Most of my working life was spent writing computer software. Designing a program to perform its declared task was easy. The effort came in building in the far greater functionality required to make sure that:
Every possible circumstance which could occur within the program had to be tested for and guarded against, no matter how unlikely, ridiculous or nonsensical the exercise may appear at the time. It was not for me to second-guess what things a user may do with the program ages after its release. And such safeguards always sooner or later proved to have been necessary.
Recent legal debate has gravitated towards the notion that computer software is just another consumer product. As a saleable good, it is therefore regarded no differently in law from a simple device or appliance such as a vacuum cleaner. It must be just as fit for its intended purpose and as free from defect. The law thereby makes me, the developer, liable for damage caused to users as a result of even the most obscure set of circumstances occurring within the software.

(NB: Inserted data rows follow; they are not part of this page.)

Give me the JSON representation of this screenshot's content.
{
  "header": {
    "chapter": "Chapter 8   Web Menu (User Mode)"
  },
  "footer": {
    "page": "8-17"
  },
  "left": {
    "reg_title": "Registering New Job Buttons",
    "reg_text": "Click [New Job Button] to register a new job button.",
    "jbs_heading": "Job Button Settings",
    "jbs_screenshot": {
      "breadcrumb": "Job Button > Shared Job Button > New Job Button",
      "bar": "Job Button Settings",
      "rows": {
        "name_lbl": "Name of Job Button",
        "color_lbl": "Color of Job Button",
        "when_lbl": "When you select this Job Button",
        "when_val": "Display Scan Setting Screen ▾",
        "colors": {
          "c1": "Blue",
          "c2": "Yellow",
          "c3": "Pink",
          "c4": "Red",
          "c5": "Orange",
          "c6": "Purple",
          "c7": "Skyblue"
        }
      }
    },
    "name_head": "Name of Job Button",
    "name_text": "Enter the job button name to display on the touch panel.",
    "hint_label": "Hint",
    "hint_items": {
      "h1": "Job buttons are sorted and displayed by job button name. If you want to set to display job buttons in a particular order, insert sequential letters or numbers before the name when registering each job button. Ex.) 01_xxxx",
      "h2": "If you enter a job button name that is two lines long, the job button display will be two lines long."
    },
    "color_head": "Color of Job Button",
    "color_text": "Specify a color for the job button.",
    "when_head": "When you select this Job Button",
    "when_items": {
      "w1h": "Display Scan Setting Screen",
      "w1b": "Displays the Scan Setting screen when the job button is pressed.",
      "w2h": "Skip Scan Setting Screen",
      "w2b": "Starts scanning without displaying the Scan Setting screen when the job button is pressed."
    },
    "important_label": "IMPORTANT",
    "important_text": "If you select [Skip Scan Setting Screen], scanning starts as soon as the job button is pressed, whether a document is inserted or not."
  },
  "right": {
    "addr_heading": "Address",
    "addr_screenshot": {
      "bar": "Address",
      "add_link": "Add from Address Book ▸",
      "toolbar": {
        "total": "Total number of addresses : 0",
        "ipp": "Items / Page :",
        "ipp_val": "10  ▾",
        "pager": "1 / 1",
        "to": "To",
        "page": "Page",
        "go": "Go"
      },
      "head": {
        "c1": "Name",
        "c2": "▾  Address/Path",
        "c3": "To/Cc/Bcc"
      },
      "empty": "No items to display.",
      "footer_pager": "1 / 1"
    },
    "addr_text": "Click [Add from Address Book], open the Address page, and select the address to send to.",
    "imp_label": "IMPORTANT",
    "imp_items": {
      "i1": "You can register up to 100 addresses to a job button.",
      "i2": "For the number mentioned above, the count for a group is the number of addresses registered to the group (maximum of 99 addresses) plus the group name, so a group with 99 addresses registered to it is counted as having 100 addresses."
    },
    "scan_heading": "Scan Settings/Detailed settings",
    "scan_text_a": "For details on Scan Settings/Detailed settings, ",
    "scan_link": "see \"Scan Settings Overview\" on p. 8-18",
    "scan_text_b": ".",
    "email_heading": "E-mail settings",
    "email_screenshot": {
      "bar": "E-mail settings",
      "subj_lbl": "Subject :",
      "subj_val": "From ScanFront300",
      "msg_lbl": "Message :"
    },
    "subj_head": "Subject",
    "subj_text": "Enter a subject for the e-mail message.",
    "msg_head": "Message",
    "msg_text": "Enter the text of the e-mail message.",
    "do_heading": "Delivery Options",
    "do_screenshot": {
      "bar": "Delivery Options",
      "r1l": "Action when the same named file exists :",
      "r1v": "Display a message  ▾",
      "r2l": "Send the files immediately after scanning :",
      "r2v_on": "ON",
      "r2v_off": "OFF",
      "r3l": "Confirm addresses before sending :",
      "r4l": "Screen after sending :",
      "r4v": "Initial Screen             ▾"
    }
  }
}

A vacuum cleaner has a single demarcateable purpose wherever and however it is being used. Computer software does not. Businesses are as diverse as the people who run them and the markets they serve. So, therefore, are the data objects and processes used to control and record their goings on. This means that even standard applications have to be configured in an infinity of different ways, few of which can ever be tested within a viable time frame. Advanced structuring techniques help, but sheer statistics alone dictate that problems - sometimes catastrophic ones - must occur sometime.

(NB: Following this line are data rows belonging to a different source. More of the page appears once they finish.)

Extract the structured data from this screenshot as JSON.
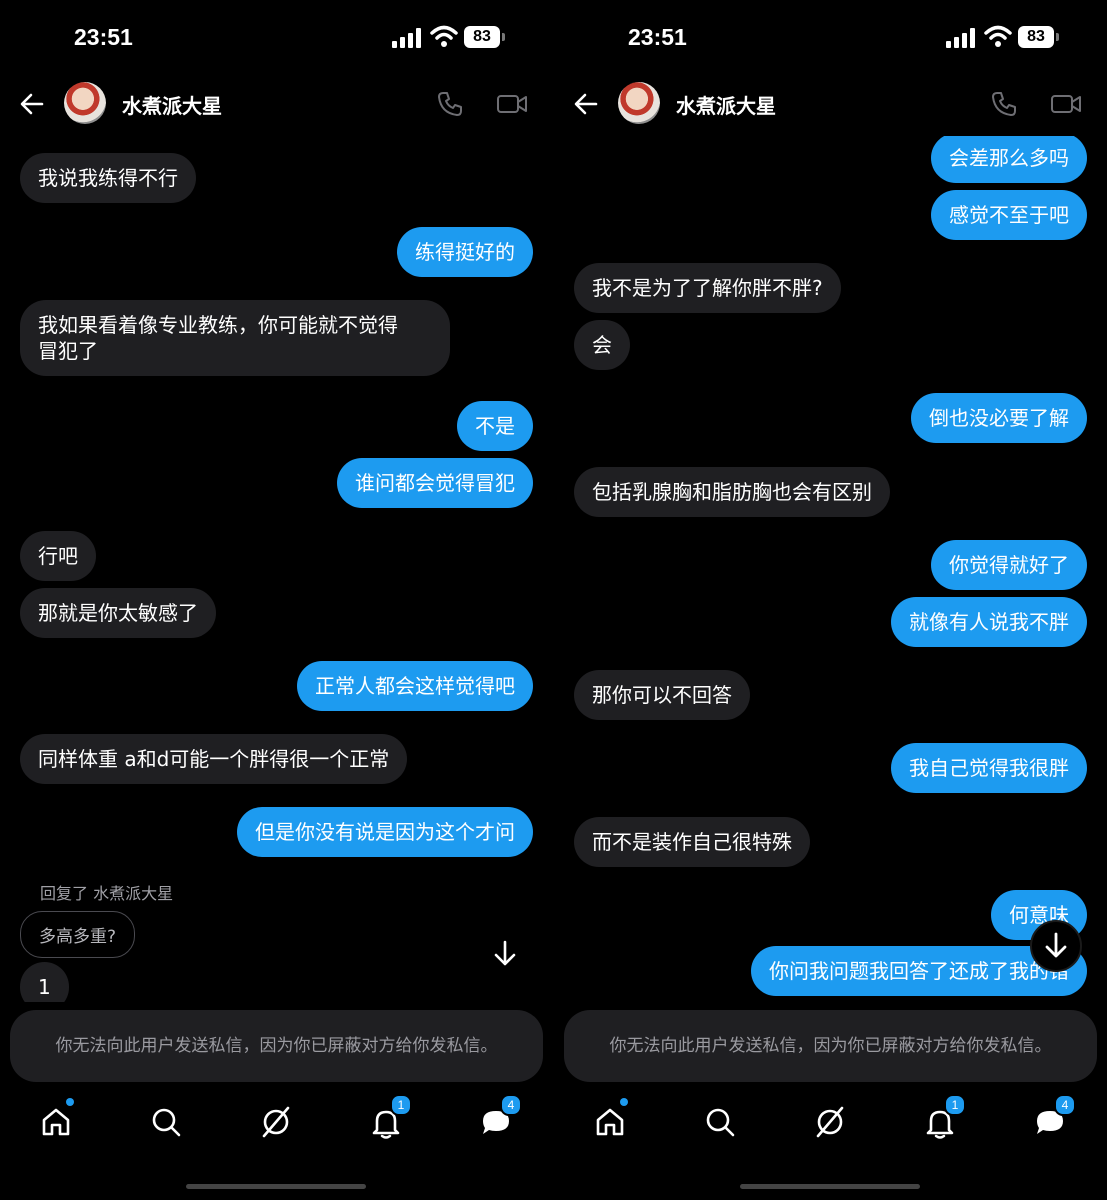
{
  "status": {
    "time": "23:51",
    "battery": "83"
  },
  "contact": {
    "name": "水煮派大星"
  },
  "notice": "你无法向此用户发送私信，因为你已屏蔽对方给你发私信。",
  "tabs": {
    "notifications_badge": "1",
    "messages_badge": "4"
  },
  "left": {
    "messages": [
      {
        "dir": "in",
        "text": "我说我练得不行"
      },
      {
        "dir": "out",
        "text": "练得挺好的"
      },
      {
        "dir": "in",
        "text": "我如果看着像专业教练，你可能就不觉得\n冒犯了"
      },
      {
        "dir": "out",
        "text": "不是"
      },
      {
        "dir": "out",
        "text": "谁问都会觉得冒犯"
      },
      {
        "dir": "in",
        "text": "行吧"
      },
      {
        "dir": "in",
        "text": "那就是你太敏感了"
      },
      {
        "dir": "out",
        "text": "正常人都会这样觉得吧"
      },
      {
        "dir": "in",
        "text": "同样体重 a和d可能一个胖得很一个正常"
      },
      {
        "dir": "out",
        "text": "但是你没有说是因为这个才问"
      },
      {
        "dir": "in",
        "text": "1"
      }
    ],
    "reply": {
      "label": "回复了 水煮派大星",
      "quoted": "多高多重?"
    }
  },
  "right": {
    "messages": [
      {
        "dir": "out",
        "text": "会差那么多吗"
      },
      {
        "dir": "out",
        "text": "感觉不至于吧"
      },
      {
        "dir": "in",
        "text": "我不是为了了解你胖不胖?"
      },
      {
        "dir": "in",
        "text": "会"
      },
      {
        "dir": "out",
        "text": "倒也没必要了解"
      },
      {
        "dir": "in",
        "text": "包括乳腺胸和脂肪胸也会有区别"
      },
      {
        "dir": "out",
        "text": "你觉得就好了"
      },
      {
        "dir": "out",
        "text": "就像有人说我不胖"
      },
      {
        "dir": "in",
        "text": "那你可以不回答"
      },
      {
        "dir": "out",
        "text": "我自己觉得我很胖"
      },
      {
        "dir": "in",
        "text": "而不是装作自己很特殊"
      },
      {
        "dir": "out",
        "text": "何意味"
      },
      {
        "dir": "out",
        "text": "你问我问题我回答了还成了我的错"
      }
    ]
  }
}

I tried to protect myself from potential ruination by such an unforeseeable occurrence through a clause in my software licence. I tried to make it reasonable. Nevertheless, it seems that common law now renders such a clause void. As a result, many software developers may consider it too risky to continue trading. Those who, through personal circumstances, can trade no other way become effectively barred from their natural market. This will result in a serious loss to the quality and diversity of software.
Computer software is an absolutely vast set of instructions and rules. These tell the computer its obligations - what it is required to do. They state under what conditions different actions must be taken. They catch exceptions (detect misdemeanours) and state how each should be responded to. Software does not merely control individual computers. It also regulates whole societies of computers operating under a variety of government regimes. Among these is one which is far more egalitarian than any so far implemented at any time in human society.
There is no perfect analogy between computer software and human law. Computer software operates according to natural logic which is immutable. Human law operates according to human reason which is fallible and open to subjective perception, debate and argument. Nevertheless, the number and complexity of circumstances which can arise in each are astronomical. They are beyond the bounds of time and imagination to test in total before each is unleashed upon the wider public.
Hence it follows that, if in law computer software be a vacuum cleaner, then so too should be the law itself. And they who enact the law should likewise be liable for the undeserved ruination their product may perpetrate in unforeseen circumstances upon its innocent subjects. But we all know this is not going to happen. I wonder why?